Regulator warns AI-created content should embody “socialist values.”
China proposed new checks on artificial intelligence chatbots on Tuesday, in an effort to control how its tech industry rolls out generative AI models, as popularized by ChatGPT in the US.
Hours after tech giant Alibaba followed its peers SenseTime and Baidu with the launch of a ChatGPT-like bot, China’s powerful Internet regulator released draft measures likely to slow Alibaba’s rollout, citing chatbots’ potential for “social mobilization.”
The Cyberspace Administration of China proposals said providers would have to submit their products for security reviews before their public release and it would set up a database to register them. The regulator also said platforms must verify users’ identities, allowing usage to be tracked.
“Content generated by generative artificial intelligence should embody core socialist values and must not contain any content that subverts state power, advocates the overthrow of the socialist system, incites splitting the country or undermines national unity,” the CAC rules state.
Earlier on Tuesday, Alibaba Chief Executive Daniel Zhang said Alibaba’s Tongyi Qianwen, which roughly translates to “truth from a thousand questions,” would be incorporated as an AI bot in workplace collaboration tool Ding Talk and the company’s Tmall Genie smart speakers before being integrated into all its products at some point in the future.
“We are at a technological watershed moment driven by generative AI and cloud computing,” Zhang said, as Alibaba became the latest Chinese company to declare it would try to emulate US start-up and ChatGPT creator OpenAI.
“Ten to 20 years from now, when we look back, we will realize we were all on the same starting line,” Zhang said. “Seizing these future opportunities is our common wish and requires a shared vision.”
Xu Li, chief executive of Chinese AI software leader SenseTime, unveiled its SenseChat bot on Monday with a live demonstration, when it was able to write an email and tell a story about a cat catching a fish.

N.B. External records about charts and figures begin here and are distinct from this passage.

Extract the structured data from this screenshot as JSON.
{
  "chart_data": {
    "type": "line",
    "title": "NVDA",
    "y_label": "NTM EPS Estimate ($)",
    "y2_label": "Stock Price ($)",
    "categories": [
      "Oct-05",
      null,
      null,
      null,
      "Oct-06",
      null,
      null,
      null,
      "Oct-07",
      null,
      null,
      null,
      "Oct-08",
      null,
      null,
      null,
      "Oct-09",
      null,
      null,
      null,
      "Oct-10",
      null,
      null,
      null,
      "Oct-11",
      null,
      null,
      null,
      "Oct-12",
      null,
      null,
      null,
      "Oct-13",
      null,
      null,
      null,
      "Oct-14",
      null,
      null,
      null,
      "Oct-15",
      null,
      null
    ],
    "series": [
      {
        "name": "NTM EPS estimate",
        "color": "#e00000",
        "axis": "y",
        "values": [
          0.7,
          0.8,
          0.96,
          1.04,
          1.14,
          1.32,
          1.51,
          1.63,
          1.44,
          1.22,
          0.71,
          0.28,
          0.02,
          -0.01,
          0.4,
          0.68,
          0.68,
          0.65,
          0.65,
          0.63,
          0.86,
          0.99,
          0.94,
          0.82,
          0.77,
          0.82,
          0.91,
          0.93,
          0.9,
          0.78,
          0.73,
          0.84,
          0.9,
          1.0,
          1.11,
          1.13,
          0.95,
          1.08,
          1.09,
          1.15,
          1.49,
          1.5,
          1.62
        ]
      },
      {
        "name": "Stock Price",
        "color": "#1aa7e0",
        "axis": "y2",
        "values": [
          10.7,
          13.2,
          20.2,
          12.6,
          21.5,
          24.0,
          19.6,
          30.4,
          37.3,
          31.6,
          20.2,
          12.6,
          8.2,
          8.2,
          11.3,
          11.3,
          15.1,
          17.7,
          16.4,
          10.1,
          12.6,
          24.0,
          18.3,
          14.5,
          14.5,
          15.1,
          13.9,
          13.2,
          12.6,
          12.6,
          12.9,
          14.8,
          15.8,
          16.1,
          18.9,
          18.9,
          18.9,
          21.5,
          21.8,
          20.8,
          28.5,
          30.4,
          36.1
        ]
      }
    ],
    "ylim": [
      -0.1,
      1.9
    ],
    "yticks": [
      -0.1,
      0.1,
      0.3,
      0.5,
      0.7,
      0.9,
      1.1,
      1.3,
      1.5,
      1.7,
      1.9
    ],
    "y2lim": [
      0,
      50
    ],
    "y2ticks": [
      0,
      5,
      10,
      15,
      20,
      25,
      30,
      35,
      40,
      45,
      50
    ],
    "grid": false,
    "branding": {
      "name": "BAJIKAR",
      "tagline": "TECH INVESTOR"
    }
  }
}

Baidu last month unveiled its chatbot, Ernie, to mixed reviews. Users said the chatbot could create vivid pictures, but it struggled with basic logic and was unable to write code like OpenAI’s GPT-4 could.
Alibaba’s efforts are tucked inside its cloud arm, which Zhang personally took control of in December amid slumping growth. The chief is betting that a radical restructuring of the group announced last month will help reset the company’s fortunes.
Alibaba will split into six entities but will remain controlled by a common holding company, allowing each unit to be more nimble.
Tongyi was opened to corporate clients for testing last Friday. Early user feedback posted online showed the chatbot could write poems in Chinese and French and solve basic mathematical problems but struggled with simple logic.
When one user asked Tongyi how to stir-fry reinforced concrete to make a tasty dish, it offered a recipe that included slicing the concrete into small pieces. Baidu’s Ernie similarly told users to mix concrete with garlic, onions, and peppers, and noted concrete was “a very special ingredient with a unique texture.”
When ChatGPT was asked the same question it said it did not understand the request and that concrete was not edible. Other Chinese user tests showed Ernie and Tongyi making up facts about non-existent people. CAC’s new rules would prohibit the chatbots from generating false information.
The Financial Times was able to replicate the queries and problematic answers in Baidu’s Ernie but did not have access to Tongyi.
Ernie requires users to provide their names and national ID numbers for access. The chatbot returns a brief biography of Xi Jinping for any question related to the Chinese president.
The flurry of generative AI announcements has helped boost Chinese tech groups’ stock prices. Baidu’s shares have risen more than 15 percent from the start of the year, while SenseTime is up nearly 50 percent. Alibaba’s shares rose 1.5 percent in Hong Kong on Tuesday.
The gains in AI stocks have alarmed Chinese regulators and state media, which have repeatedly warned investors against chasing the speculative frenzy.